'La Collectionneuse'
La Collectionneuse is a very private kind of film—not only in that it is clearly the work of an individual artist (any Bergman or Fellini film is that) but also in that it is about very special, very private problems. The first-person narrator, Adrien,… is a latter-day dandy, a kind of existentialist Oscar Wilde, who wants to achieve an elegant nullity and to talk about it in charming paradoxes reminiscent of Wilde or even the earlier Disraeli. His friend Daniel … is an artist who believes that the most difficult and important thing to achieve is an (existential) void. They are both intellectuals tired of thought, tired of effort, weary of the luxury of work, and impatient for the demanding rigors of idleness….
In an odd way, the girl, Haydée, is already precisely what they want to be: she is 'natural', apparently uncomplicated and without thought….
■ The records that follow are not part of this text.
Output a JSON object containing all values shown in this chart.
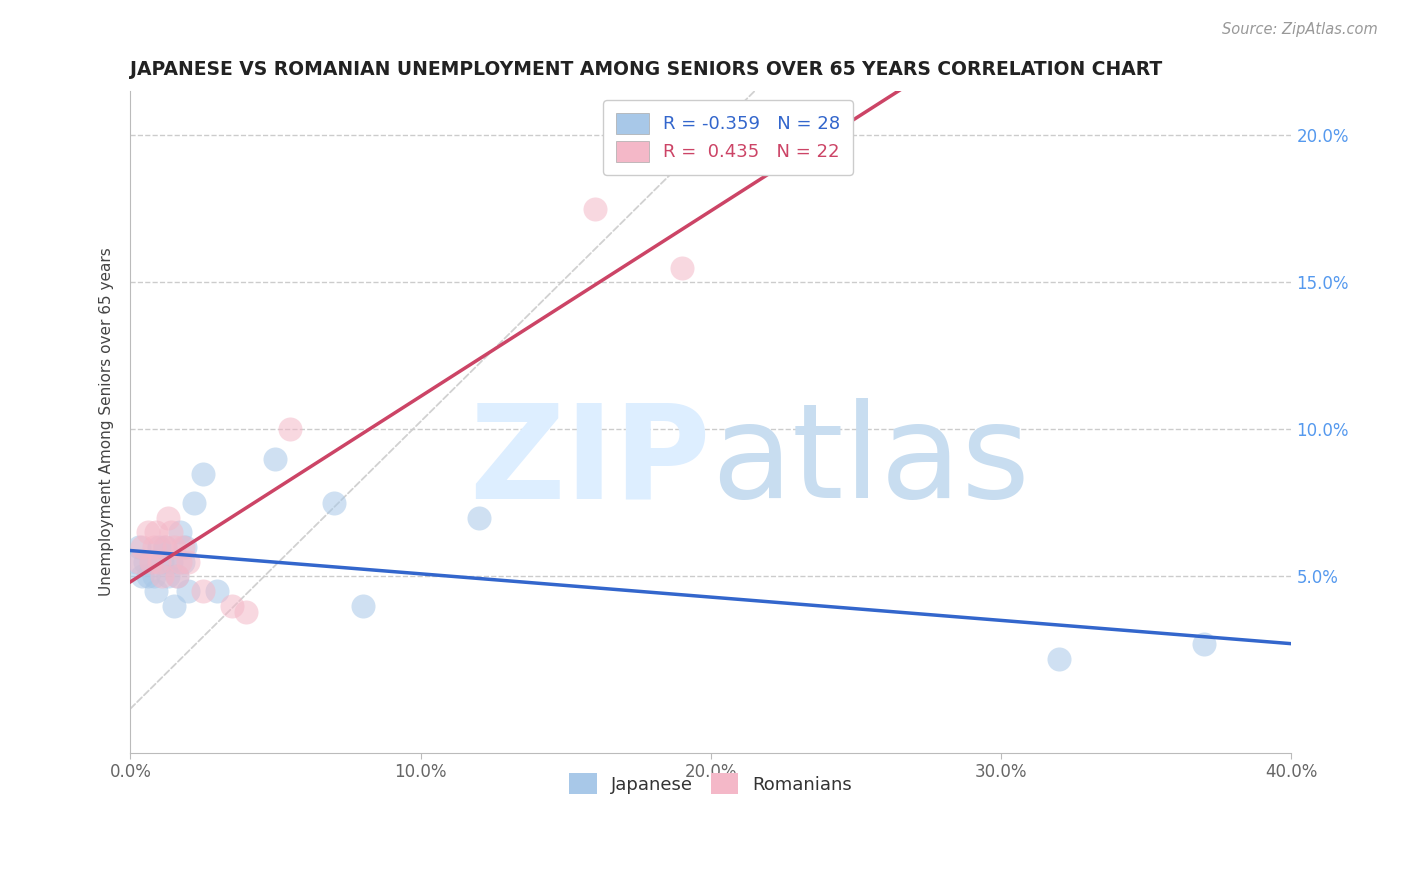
{
  "title": "JAPANESE VS ROMANIAN UNEMPLOYMENT AMONG SENIORS OVER 65 YEARS CORRELATION CHART",
  "source": "Source: ZipAtlas.com",
  "ylabel": "Unemployment Among Seniors over 65 years",
  "xlim": [
    0.0,
    0.4
  ],
  "ylim": [
    -0.01,
    0.215
  ],
  "xtick_vals": [
    0.0,
    0.1,
    0.2,
    0.3,
    0.4
  ],
  "xtick_labels": [
    "0.0%",
    "10.0%",
    "20.0%",
    "30.0%",
    "40.0%"
  ],
  "ytick_vals": [
    0.05,
    0.1,
    0.15,
    0.2
  ],
  "ytick_labels_right": [
    "5.0%",
    "10.0%",
    "15.0%",
    "20.0%"
  ],
  "japanese_color": "#a8c8e8",
  "romanian_color": "#f4b8c8",
  "japanese_line_color": "#3366cc",
  "romanian_line_color": "#cc4466",
  "japanese_R": -0.359,
  "japanese_N": 28,
  "romanian_R": 0.435,
  "romanian_N": 22,
  "japanese_x": [
    0.002,
    0.003,
    0.004,
    0.005,
    0.006,
    0.007,
    0.008,
    0.009,
    0.01,
    0.011,
    0.012,
    0.013,
    0.014,
    0.015,
    0.016,
    0.017,
    0.018,
    0.019,
    0.02,
    0.022,
    0.025,
    0.03,
    0.05,
    0.07,
    0.08,
    0.12,
    0.32,
    0.37
  ],
  "japanese_y": [
    0.055,
    0.06,
    0.05,
    0.055,
    0.05,
    0.055,
    0.05,
    0.045,
    0.06,
    0.055,
    0.06,
    0.05,
    0.055,
    0.04,
    0.05,
    0.065,
    0.055,
    0.06,
    0.045,
    0.075,
    0.085,
    0.045,
    0.09,
    0.075,
    0.04,
    0.07,
    0.022,
    0.027
  ],
  "romanian_x": [
    0.003,
    0.004,
    0.006,
    0.007,
    0.008,
    0.009,
    0.01,
    0.011,
    0.012,
    0.013,
    0.014,
    0.015,
    0.016,
    0.017,
    0.018,
    0.02,
    0.025,
    0.035,
    0.04,
    0.055,
    0.16,
    0.19
  ],
  "romanian_y": [
    0.055,
    0.06,
    0.065,
    0.055,
    0.06,
    0.065,
    0.055,
    0.05,
    0.06,
    0.07,
    0.065,
    0.06,
    0.05,
    0.055,
    0.06,
    0.055,
    0.045,
    0.04,
    0.038,
    0.1,
    0.175,
    0.155
  ],
  "watermark_zip": "ZIP",
  "watermark_atlas": "atlas",
  "watermark_color": "#ddeeff",
  "background_color": "#ffffff",
  "grid_color": "#cccccc",
  "ref_line_color": "#cccccc",
  "title_color": "#222222",
  "source_color": "#999999",
  "label_color": "#666666",
  "right_tick_color": "#5599ee"
}
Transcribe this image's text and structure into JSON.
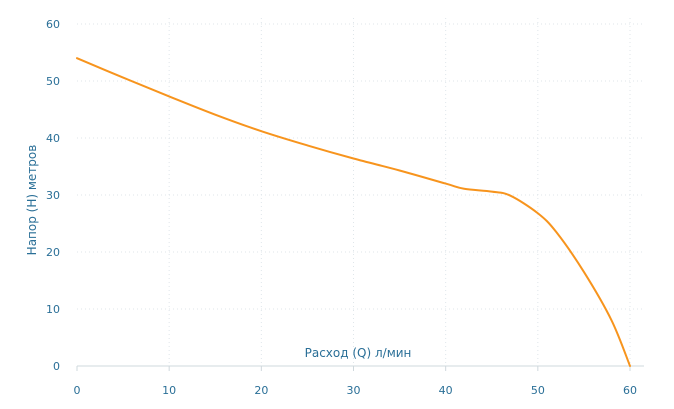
{
  "chart_data": {
    "type": "line",
    "title": "",
    "xlabel": "Расход (Q) л/мин",
    "ylabel": "Напор (Н) метров",
    "xlim": [
      0,
      60
    ],
    "ylim": [
      0,
      60
    ],
    "x_ticks": [
      "0",
      "10",
      "20",
      "30",
      "40",
      "50",
      "60"
    ],
    "y_ticks": [
      "0",
      "10",
      "20",
      "30",
      "40",
      "50",
      "60"
    ],
    "grid": true,
    "series": [
      {
        "name": "",
        "color": "#f7941d",
        "x": [
          0,
          5,
          10,
          15,
          20,
          25,
          30,
          35,
          40,
          42,
          45,
          47,
          50,
          52,
          55,
          58,
          60
        ],
        "y": [
          54,
          50.6,
          47.3,
          44.1,
          41.2,
          38.7,
          36.4,
          34.3,
          32,
          31.1,
          30.6,
          29.9,
          26.8,
          23.5,
          16.5,
          8,
          0
        ]
      }
    ]
  }
}
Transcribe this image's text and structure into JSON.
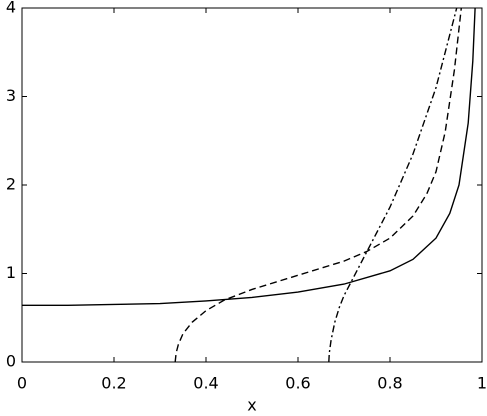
{
  "chart_data": {
    "type": "line",
    "x_label": "x",
    "xlim": [
      0,
      1
    ],
    "ylim": [
      0,
      4
    ],
    "xticks": [
      0,
      0.2,
      0.4,
      0.6,
      0.8,
      1
    ],
    "yticks": [
      0,
      1,
      2,
      3,
      4
    ],
    "series": [
      {
        "color": "#000000",
        "dash": "solid",
        "x": [
          0,
          0.1,
          0.2,
          0.3,
          0.4,
          0.5,
          0.6,
          0.7,
          0.8,
          0.85,
          0.9,
          0.93,
          0.95,
          0.97,
          0.98,
          0.985
        ],
        "values": [
          0.64,
          0.64,
          0.65,
          0.66,
          0.69,
          0.73,
          0.79,
          0.88,
          1.03,
          1.16,
          1.4,
          1.68,
          2.0,
          2.7,
          3.4,
          4.0
        ]
      },
      {
        "color": "#000000",
        "dash": "dashed",
        "x": [
          0.333,
          0.335,
          0.34,
          0.35,
          0.37,
          0.4,
          0.44,
          0.5,
          0.6,
          0.7,
          0.75,
          0.8,
          0.85,
          0.88,
          0.9,
          0.92,
          0.94,
          0.955
        ],
        "values": [
          0,
          0.1,
          0.2,
          0.32,
          0.45,
          0.58,
          0.7,
          0.82,
          0.98,
          1.14,
          1.25,
          1.4,
          1.65,
          1.9,
          2.15,
          2.6,
          3.3,
          4.0
        ]
      },
      {
        "color": "#000000",
        "dash": "dashdot",
        "x": [
          0.667,
          0.668,
          0.672,
          0.68,
          0.69,
          0.7,
          0.72,
          0.75,
          0.8,
          0.85,
          0.9,
          0.93,
          0.945
        ],
        "values": [
          0,
          0.1,
          0.25,
          0.45,
          0.62,
          0.75,
          0.95,
          1.25,
          1.75,
          2.35,
          3.1,
          3.7,
          4.0
        ]
      }
    ]
  }
}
The relative peculiarity and privacy of the subject and treatment are matched by the film's structure. Although the film has some superb acting of an off-beat sort, imaginative, delicate direction, and beautiful photography, one hardly notices its obvious cinematic qualities. It is more like an intimate novel than (the more public, more theatrical) film. The extensive use of the first-person narrator, for example, is obviously more fictive than cinematic…. Much of what Adrien says is irritatingly sophomoric, and occasionally his problems are merely absurd, not Absurd. But, on the whole, Adrien and the film are engaging—even absorbing. The characters may be bizarre, but they are effectively realised personalities; their problems may be, to say the least, uncommon, but they are argued with wit and rendered with vigour. The conflicts among the three principal characters are, perhaps, tantalizingly obscure and understated, but the girl Haydée is so carefully, if subtly, drawn that one can well sympathise with Adrien's ambivalent feelings about her enigmatic attractiveness. And, moreover, it isn't every day that one can see a film in which a character remarks that work is just an easy way of buying a clear conscience.